Jacinda Ardern wanted more money for New Zealand to stop the boats, leading to Finance Minister Grant Robertson bringing the multi-million dollar Budget bid back into the picture. Photo / Getty
Finance Minister Grant Robertson initially agreed with the Treasury that there was no need to put tens of millions of dollars more into stopping boat people from reaching New Zealand, but did a U-turn following pressure from Jacinda Ardern.
Treasury documents, released to the Herald under the Official Information Act,reveal that Robertson removed the initial $11.3 million Budget bid from the draft 2019 Budget package in December last year.
But it was re-inserted after the Prime Minister said it should not only be in there, but should be significantly beefed up.
The immigration team at the Ministry of Business, Innovation and Employment then almost tripled the Budget bid to $33.5m over four years.
Robertson eventually signed off $25m over four years, even though no boat people had ever successfully reached New Zealand shores.
Ardern had felt that this area had been underfunded for years and the Budget bid was an attempt to rectify this, a spokesman has told the Herald.
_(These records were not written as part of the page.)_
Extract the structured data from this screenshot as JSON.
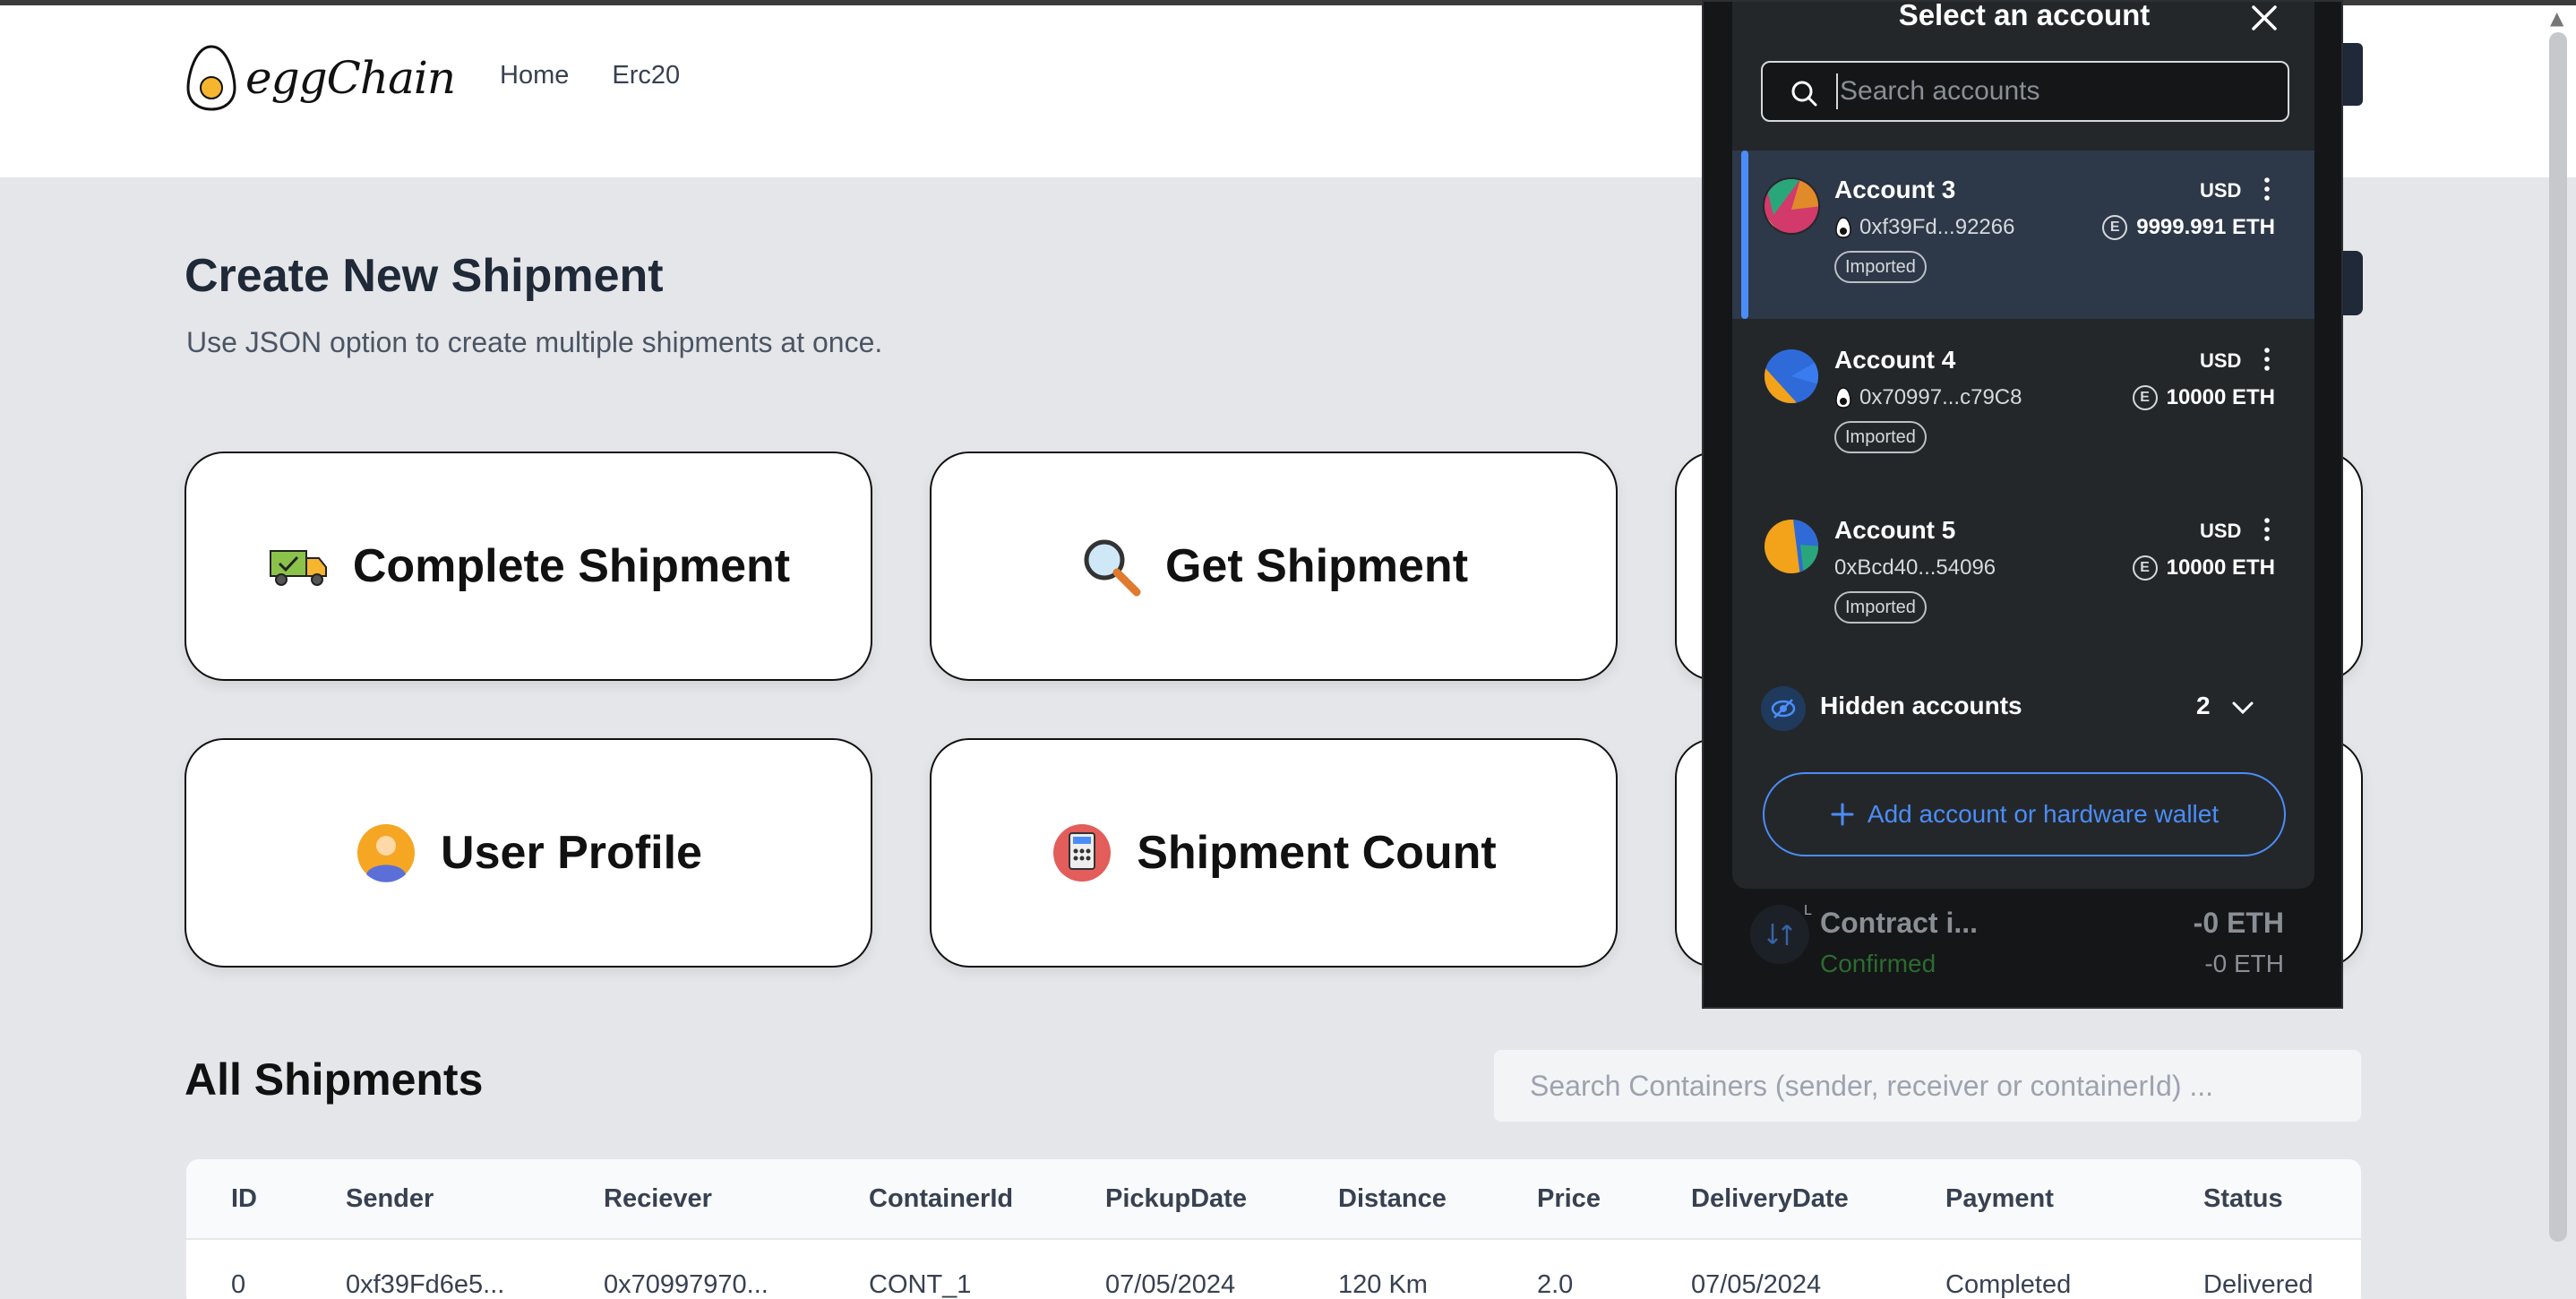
{
  "app": {
    "logo_text": "eggChain",
    "nav": {
      "home": "Home",
      "erc20": "Erc20"
    }
  },
  "hero": {
    "title": "Create New Shipment",
    "subtitle": "Use JSON option to create multiple shipments at once."
  },
  "cards": [
    {
      "label": "Complete Shipment",
      "icon": "delivery-truck-icon"
    },
    {
      "label": "Get Shipment",
      "icon": "magnifying-glass-icon"
    },
    {
      "label": "User Profile",
      "icon": "user-avatar-icon"
    },
    {
      "label": "Shipment Count",
      "icon": "calculator-icon"
    }
  ],
  "shipments": {
    "title": "All Shipments",
    "search_placeholder": "Search Containers (sender, receiver or containerId) ...",
    "columns": [
      "ID",
      "Sender",
      "Reciever",
      "ContainerId",
      "PickupDate",
      "Distance",
      "Price",
      "DeliveryDate",
      "Payment",
      "Status"
    ],
    "rows": [
      [
        "0",
        "0xf39Fd6e5...",
        "0x70997970...",
        "CONT_1",
        "07/05/2024",
        "120 Km",
        "2.0",
        "07/05/2024",
        "Completed",
        "Delivered"
      ]
    ]
  },
  "wallet": {
    "title": "Select an account",
    "search_placeholder": "Search accounts",
    "accounts": [
      {
        "name": "Account 3",
        "currency": "USD",
        "address": "0xf39Fd...92266",
        "balance": "9999.991 ETH",
        "tag": "Imported",
        "selected": true
      },
      {
        "name": "Account 4",
        "currency": "USD",
        "address": "0x70997...c79C8",
        "balance": "10000 ETH",
        "tag": "Imported",
        "selected": false
      },
      {
        "name": "Account 5",
        "currency": "USD",
        "address": "0xBcd40...54096",
        "balance": "10000 ETH",
        "tag": "Imported",
        "selected": false
      }
    ],
    "hidden": {
      "label": "Hidden accounts",
      "count": "2"
    },
    "add_button": "Add account or hardware wallet",
    "activity": {
      "title": "Contract i...",
      "status": "Confirmed",
      "amount": "-0 ETH",
      "amount_secondary": "-0 ETH",
      "badge": "L"
    },
    "colors": {
      "accent": "#4b8df8",
      "panel": "#24272a",
      "selected": "#2d3848"
    }
  }
}
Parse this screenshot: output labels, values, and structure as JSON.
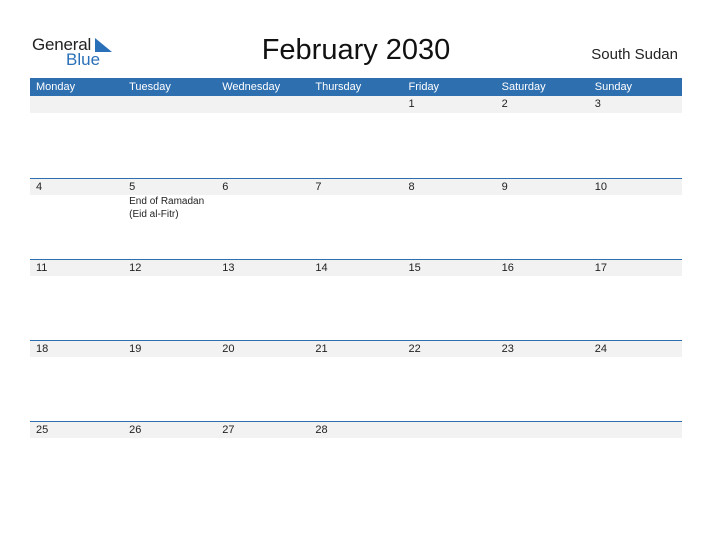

Treasury officials' correspondence shows Robertson had agreed with the Treasury's assessment that there was no need for money to stop the boats, a position shared by Green Party co-leader James Shaw, who is also Associate Finance Minister.
"This [$11.3m] bid was triaged out in December, on the basis that the initiative does not directly align to any of the Budget priorities," Treasury employment and enterprise team leader Elizabeth Gerard wrote to Treasury's Budget manager Alex Harrington in March this year.
"There is no evidence that the existing funding and measures are not sufficient. MoF [Minister of Finance] agreed with this assessment at the time."
Gerard's email then noted that ministers, understood to be Ardern and Immigration Minister Iain Lees-Galloway, had asked for the funding bid to be increased.
A February email, released under the OIA, from head of Immigration NZ Greg Patchell to MBIE officials noted a "strong steer" from Ardern and Lees-Galloway about its importance.
But Gerard was reluctant for the Treasury to change its assessment unless a New Zealand-bound people-smuggling boat actually made it here.
"This is based on the experience in Australia and Canada, where successful mass arrivals of migrants have resulted in higher rates of attempts - due to the initial successful mass arrival," she said in her email.
A subsequent report from the Treasury noted that the new Budget bid would boost the current funding to stop the boats by a factor of seven.
"If ministers did want to increase spending on preventative measures, we consider that significant scaling would be appropriate," the report said.
It recommended that Robertson ask Lees-Galloway to justify the increased spending and why preventing maritime arrivals was such a priority for him.
MBIE officials justified the Budget bid as plugging gaps in the current system, including two countries whose names are redacted in the released documents.
"We have found we are thin on the ground in source and transit countries [redacted]," a March email from an MBIE official to the Treasury said.
"Having one LO [liaison officer] [redacted] does not meet expectations that we locate people smuggling threats, and be positioned to disrupt when the opportunity arises."
Two and half weeks later, Gerard wrote to a Treasury official recommending that the bid be scaled to 75 per cent, or $25m over four years, which is what Robertson eventually signed off at the end of March.
The Ministry of Foreign Affairs and Trade was very supportive of the bid, though an Mfat official added in an email to MBIE that "as with everything, the devil is in the detail!"
People-smuggling has come up frequently during Ardern's term as Prime Minister, with her repeatedly pushing for Australia to accept New Zealand's long-standing offer to take 150 refugees from Nauru and Manus Island.
She had also intended to raise the offer with her Australian counterpart Scott Morrison while in Singapore for the East Asia Summit last November.
The issue has also sparked clashes between ministers on both sides of the Tasman.
Last year Justice Minister Andrew Little called Australia's policy around deporting New Zealanders "venal", which led to an angry retort from Australia's then-Immigration Minister Peter Dutton.
"New Zealand don't contribute really anything to the defence effort that we've got where we're trying to surveil boats that might be on their way to New Zealand, so I hope that Andrew Little reflects a little more on the relationship between Australia and New Zealand where we do a lot of the heavy lifting," Dutton told The Australian.
Little has previously questioned how credible it was for boat people to reach New Zealand.
"It's simply not credible for someone in a rickety old boat - designed for at best two or three days at sea - to say they're going to sail from Indonesia down to New Zealand," he said in December 2017.